One Week and a Day

An Israeli dramedy that shifts gears to become a stoner comedy

The word “dramedy” is being used to describe Asaph Polonsky’s One Week and a Day, and while it does indeed deal with heavy themes of grief and mourning, it’s a straight-up stoner comedy in the end. Eyal (Shai Avivi) and Vicky (Jenya Dodina) are a middle-aged Israeli couple coming to the end of their shiva, the prescribed week of mourning after the burial of their 25-year-old son Ronnie. Vicky believes she’s ready to move on, but Eyal less so, blowing off the seventh day’s funerary services to try to retrieve Ronnie’s amazing technicolor blanket from the hospice.

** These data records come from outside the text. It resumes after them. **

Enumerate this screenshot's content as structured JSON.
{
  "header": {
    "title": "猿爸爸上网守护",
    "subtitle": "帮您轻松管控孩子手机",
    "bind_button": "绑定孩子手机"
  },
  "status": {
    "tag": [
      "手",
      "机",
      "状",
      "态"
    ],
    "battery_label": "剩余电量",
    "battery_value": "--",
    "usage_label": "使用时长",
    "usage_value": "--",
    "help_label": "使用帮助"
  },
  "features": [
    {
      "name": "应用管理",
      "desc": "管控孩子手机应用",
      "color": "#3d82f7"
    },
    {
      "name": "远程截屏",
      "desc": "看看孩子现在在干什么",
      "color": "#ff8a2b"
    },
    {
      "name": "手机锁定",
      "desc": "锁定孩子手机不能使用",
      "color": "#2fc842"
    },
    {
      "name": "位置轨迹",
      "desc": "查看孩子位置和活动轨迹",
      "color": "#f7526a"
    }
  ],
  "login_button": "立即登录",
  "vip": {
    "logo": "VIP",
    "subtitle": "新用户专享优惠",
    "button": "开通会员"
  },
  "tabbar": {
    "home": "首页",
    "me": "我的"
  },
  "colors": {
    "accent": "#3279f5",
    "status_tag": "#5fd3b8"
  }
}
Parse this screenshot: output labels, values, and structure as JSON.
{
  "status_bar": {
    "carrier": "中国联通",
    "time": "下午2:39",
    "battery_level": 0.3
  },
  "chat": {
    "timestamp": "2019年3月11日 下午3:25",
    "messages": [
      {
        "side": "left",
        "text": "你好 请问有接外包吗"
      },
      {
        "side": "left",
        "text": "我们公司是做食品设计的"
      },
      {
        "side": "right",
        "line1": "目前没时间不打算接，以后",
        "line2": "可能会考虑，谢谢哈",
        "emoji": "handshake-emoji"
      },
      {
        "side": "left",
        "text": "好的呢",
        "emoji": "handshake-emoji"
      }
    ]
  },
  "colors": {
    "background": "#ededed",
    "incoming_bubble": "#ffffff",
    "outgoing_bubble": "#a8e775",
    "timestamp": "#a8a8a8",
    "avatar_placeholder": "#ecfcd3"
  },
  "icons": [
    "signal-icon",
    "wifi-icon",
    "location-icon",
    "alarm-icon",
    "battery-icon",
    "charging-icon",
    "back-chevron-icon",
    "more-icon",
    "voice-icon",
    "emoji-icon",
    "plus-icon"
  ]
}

This leads to him discovering Ronnie’s bag of medicinal pot, which in turn leads to him getting stoned on the regular both alone and with Zooler (Tomer Kapon), Ronnie’s friend and weed dealer, and an aspiring air-guitar champion. One Week and a Day juggles tones deftly, finding the humor in the fact that no matter your pain, the world keeps turning, birds keep pooping on your windshield, and burial plots go to whoever fills out the paperwork first. The presence of a litter of newborn kittens in Eyal and Vicky’s backyard would almost be too obvious a symbol of the cycle of life were it not for the fact that kitties make both movies and life itself better.

One Week and a Day
Not rated.
Opens Friday at the Opera Plaza Cinema.